News Fef, Tambrauw – Lima orang yang masuk daftar pencarian orang (DPO) terkait penyerangan di Tambrauw menyerahkan diri setelah melalui negosiasi intens dengan Komnas HAM Papua. 5 DPO Tambrauw ini memilih jalan damai untuk mengakhiri perburuan hukum dan menunjukkan itikad baik dalam proses hukum yang berlaku.

Negosiasi berlangsung beberapa jam dengan mediasi Komnas HAM Papua sebagai fasilitator. Pihak berwenang dan keluarga korban turut hadir untuk memastikan proses menyerahkan diri berjalan aman dan tertib. Lima DPO datang secara bergiliran dan mengikuti prosedur hukum yang ditetapkan pihak kepolisian setempat.
Baca Juga : WFH Satu Hari, Menaker Jelaskan Pengecualian
Setelah menyerahkan diri, pihak kepolisian langsung melakukan pencatatan identitas dan pemeriksaan awal. Mereka menegaskan bahwa lima tersangka akan menjalani proses hukum sesuai aturan, tetapi tindakan menyerahkan diri ini menjadi indikasi kesadaran untuk bertanggung jawab atas perbuatannya. 5 DPO Tambrauw menunjukkan bahwa penyelesaian konflik secara damai tetap memungkinkan meski insiden sebelumnya menimbulkan ketegangan di masyarakat.
Komnas HAM Papua menekankan pentingnya pendekatan humanis dan dialog dalam penyelesaian konflik. Mereka berharap langkah lima DPO ini menjadi contoh bagi pihak lain untuk menyelesaikan permasalahan melalui jalur hukum, bukan kekerasan. Pendekatan ini juga membantu mengurangi risiko eskalasi lebih lanjut di Tambrauw.
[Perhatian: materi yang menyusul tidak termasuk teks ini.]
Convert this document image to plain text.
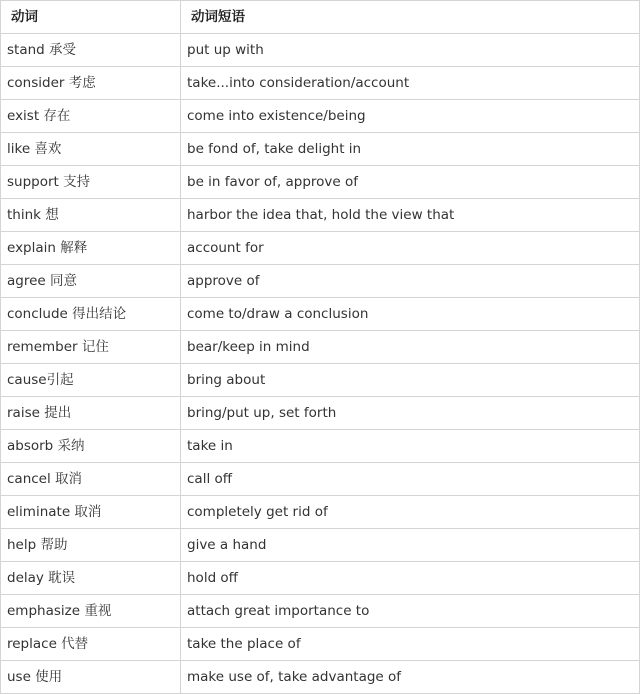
动词	动词短语
stand 承受	put up with
consider 考虑	take...into consideration/account
exist 存在	come into existence/being
like 喜欢	be fond of, take delight in
support 支持	be in favor of, approve of
think 想	harbor the idea that, hold the view that
explain 解释	account for
agree 同意	approve of
conclude 得出结论	come to/draw a conclusion
remember 记住	bear/keep in mind
cause引起	bring about
raise 提出	bring/put up, set forth
absorb 采纳	take in
cancel 取消	call off
eliminate 取消	completely get rid of
help 帮助	give a hand
delay 耽误	hold off
emphasize 重视	attach great importance to
replace 代替	take the place of
use 使用	make use of, take advantage of
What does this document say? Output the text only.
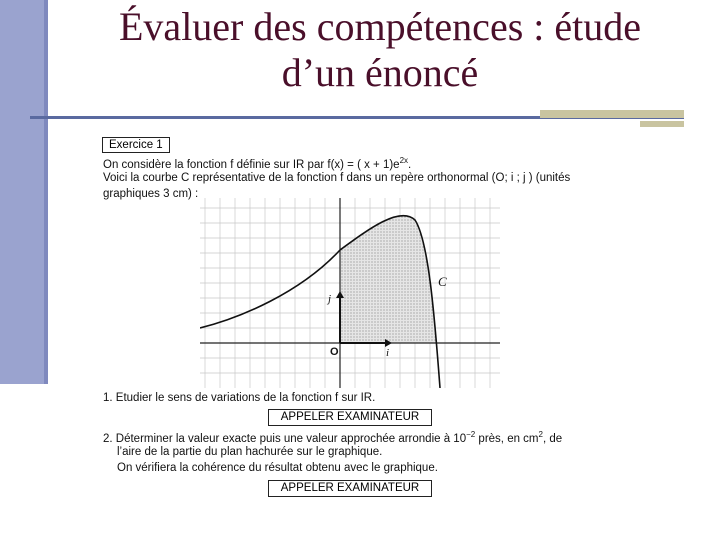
Évaluer des compétences : étude
d’un énoncé
Exercice 1
On considère la fonction f définie sur IR par f(x) = ( $x + 1)e^{2x}$.
Voici la courbe C représentative de la fonction f dans un repère orthonormal (O; i ; j ) (unités
graphiques 3 cm) :
C
O	i
j
1. Etudier le sens de variations de la fonction f sur IR.
APPELER EXAMINATEUR
2. Déterminer la valeur exacte puis une valeur approchée arrondie à $10^{-2}$ près, en $cm^2$, de
l’aire de la partie du plan hachurée sur le graphique.
On vérifiera la cohérence du résultat obtenu avec le graphique.
APPELER EXAMINATEUR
Masyarakat menyambut baik langkah damai ini, karena dapat menciptakan rasa aman dan menenangkan situasi di wilayah terdampak. Pihak kepolisian dan Komnas HAM Papua berkoordinasi untuk memastikan proses hukum berjalan adil, sekaligus menjaga ketertiban dan keamanan publik.
Dengan menyerahkan diri, 5 DPO Tambrauw membuka jalan bagi penyelesaian hukum yang lebih transparan. Langkah ini sekaligus menunjukkan bahwa dialog dan mediasi efektif dalam menangani konflik yang berpotensi memicu ketegangan sosial di Papua.